Documentation for FineTuningInput.get_object_id

Functionality

Maps a part ID to its parent object ID. If a mapping is defined in part_to_object_dict, the corresponding object ID is returned. Otherwise, the original ID is returned.

Parameters

  • id: (str) The part ID to look up.

Usage

Returns the object ID for a given part ID. If a mapping exists, the parent object is used; otherwise, the part ID is returned.

Example

Given part_to_object_dict = {'part1': 'obj1'}:

input_obj.get_object_id('part1')  # returns 'obj1'
input_obj.get_object_id('test')   # returns 'test'


Documentation for FineTuningInput.remove_results

Functionality

Removes specified result IDs from the input and updates related structures such as results, events, ranks, and part-to-object mapping.

Parameters

  • ids: A list or set of IDs to remove from the results.

Usage

  • Purpose: Remove unwanted result IDs and update all data structures within a FineTuningInput instance.

Example

# Create a sample input
input_data = FineTuningInput(
    query="search term",
    events=["id1", "id2"],
    results=["id1", "id2", "id3"],
    ranks={"id1": 1.0, "id2": 2.0, "id3": 3.0}
)

# Remove a result
input_data.remove_results(["id2"])

Documentation for FineTuningInput.preprocess_ids

Functionality

This method converts a list of input IDs into strings.

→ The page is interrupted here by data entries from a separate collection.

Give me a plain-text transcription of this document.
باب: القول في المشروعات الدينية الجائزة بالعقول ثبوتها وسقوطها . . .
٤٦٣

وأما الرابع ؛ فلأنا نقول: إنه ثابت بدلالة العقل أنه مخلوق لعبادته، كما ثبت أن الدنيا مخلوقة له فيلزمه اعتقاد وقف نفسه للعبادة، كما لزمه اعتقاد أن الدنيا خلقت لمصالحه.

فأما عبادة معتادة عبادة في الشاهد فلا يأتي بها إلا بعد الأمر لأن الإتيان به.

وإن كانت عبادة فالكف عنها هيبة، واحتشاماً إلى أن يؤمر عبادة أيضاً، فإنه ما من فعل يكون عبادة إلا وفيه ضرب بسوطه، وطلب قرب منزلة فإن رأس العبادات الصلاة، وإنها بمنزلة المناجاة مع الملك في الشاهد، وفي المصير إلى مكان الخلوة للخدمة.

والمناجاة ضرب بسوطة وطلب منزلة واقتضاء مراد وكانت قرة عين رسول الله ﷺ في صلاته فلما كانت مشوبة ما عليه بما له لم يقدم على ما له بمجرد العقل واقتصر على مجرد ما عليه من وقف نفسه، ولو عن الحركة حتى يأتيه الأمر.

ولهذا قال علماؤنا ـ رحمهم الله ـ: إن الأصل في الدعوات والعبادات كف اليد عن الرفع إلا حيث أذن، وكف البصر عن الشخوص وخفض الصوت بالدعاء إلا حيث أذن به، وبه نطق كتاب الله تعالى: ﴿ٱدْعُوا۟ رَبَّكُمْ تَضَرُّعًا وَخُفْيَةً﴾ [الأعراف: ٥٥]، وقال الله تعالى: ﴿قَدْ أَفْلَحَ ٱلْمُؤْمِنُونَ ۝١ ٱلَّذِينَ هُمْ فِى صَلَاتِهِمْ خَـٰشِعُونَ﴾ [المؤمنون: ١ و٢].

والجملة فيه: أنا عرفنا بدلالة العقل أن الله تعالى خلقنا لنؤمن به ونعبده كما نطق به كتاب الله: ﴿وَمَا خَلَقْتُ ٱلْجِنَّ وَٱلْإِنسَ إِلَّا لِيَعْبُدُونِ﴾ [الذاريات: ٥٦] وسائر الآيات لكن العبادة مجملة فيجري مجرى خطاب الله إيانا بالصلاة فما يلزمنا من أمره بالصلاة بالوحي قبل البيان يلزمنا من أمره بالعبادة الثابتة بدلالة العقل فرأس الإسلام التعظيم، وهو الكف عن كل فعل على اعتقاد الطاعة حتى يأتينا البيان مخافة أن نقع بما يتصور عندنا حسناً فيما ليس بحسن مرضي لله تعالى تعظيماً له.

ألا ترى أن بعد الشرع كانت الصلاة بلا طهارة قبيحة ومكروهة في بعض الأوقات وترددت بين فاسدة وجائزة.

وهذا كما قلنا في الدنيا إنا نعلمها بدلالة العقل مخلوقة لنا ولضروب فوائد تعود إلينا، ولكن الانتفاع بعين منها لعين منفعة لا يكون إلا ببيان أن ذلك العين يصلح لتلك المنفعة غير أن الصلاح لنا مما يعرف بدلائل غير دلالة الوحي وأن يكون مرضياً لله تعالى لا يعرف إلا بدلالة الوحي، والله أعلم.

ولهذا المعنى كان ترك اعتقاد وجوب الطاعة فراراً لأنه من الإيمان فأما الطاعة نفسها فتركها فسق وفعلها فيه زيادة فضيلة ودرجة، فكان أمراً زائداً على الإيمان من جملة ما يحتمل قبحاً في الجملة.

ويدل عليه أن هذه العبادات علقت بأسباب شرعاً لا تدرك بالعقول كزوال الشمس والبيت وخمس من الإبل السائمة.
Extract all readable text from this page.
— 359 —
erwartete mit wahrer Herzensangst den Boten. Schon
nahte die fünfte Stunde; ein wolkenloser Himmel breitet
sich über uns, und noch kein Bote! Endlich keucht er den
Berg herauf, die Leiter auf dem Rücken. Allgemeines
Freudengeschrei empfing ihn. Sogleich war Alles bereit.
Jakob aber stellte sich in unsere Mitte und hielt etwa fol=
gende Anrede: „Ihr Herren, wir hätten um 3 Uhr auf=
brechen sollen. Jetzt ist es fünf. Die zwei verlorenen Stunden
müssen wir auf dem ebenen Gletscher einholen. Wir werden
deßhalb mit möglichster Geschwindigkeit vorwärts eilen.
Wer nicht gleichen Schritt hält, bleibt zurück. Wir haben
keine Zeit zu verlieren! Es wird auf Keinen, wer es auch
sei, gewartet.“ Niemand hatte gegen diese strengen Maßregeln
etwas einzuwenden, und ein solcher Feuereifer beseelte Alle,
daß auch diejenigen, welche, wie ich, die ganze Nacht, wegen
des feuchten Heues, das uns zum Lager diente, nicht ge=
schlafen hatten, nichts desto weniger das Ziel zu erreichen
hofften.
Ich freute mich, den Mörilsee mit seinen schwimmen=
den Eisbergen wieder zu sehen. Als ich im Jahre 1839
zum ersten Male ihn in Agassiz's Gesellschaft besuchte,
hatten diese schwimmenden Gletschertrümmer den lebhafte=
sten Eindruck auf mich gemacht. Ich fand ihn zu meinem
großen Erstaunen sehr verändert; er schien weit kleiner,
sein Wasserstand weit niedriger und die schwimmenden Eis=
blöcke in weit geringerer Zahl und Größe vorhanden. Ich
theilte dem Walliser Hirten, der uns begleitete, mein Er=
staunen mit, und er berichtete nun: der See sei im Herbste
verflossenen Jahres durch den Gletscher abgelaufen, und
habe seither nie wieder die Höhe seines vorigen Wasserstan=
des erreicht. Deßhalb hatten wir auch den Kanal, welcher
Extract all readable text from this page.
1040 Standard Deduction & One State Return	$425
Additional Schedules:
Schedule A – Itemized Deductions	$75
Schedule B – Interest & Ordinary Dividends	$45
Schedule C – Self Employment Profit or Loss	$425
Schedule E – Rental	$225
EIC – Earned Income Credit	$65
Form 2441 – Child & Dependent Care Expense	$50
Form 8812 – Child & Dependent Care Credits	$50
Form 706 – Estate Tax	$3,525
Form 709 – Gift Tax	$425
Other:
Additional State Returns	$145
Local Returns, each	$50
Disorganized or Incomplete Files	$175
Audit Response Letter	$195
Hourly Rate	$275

If an item is a tuple, its first element is converted to string. If it is a PyTorch Tensor, its value is extracted and converted to string. For all other types, the item is converted directly to string.

Parameters

  • cls: The class being validated (provided automatically by Pydantic).
  • value: A list of items to be processed into string IDs.

Usage

Use this method as a Pydantic validator for the "results" field to ensure that all IDs are properly formatted as strings.

Example

For an input list like: [(1, "data"), tensor(3), 4], this method returns: ["1", "3", "4"].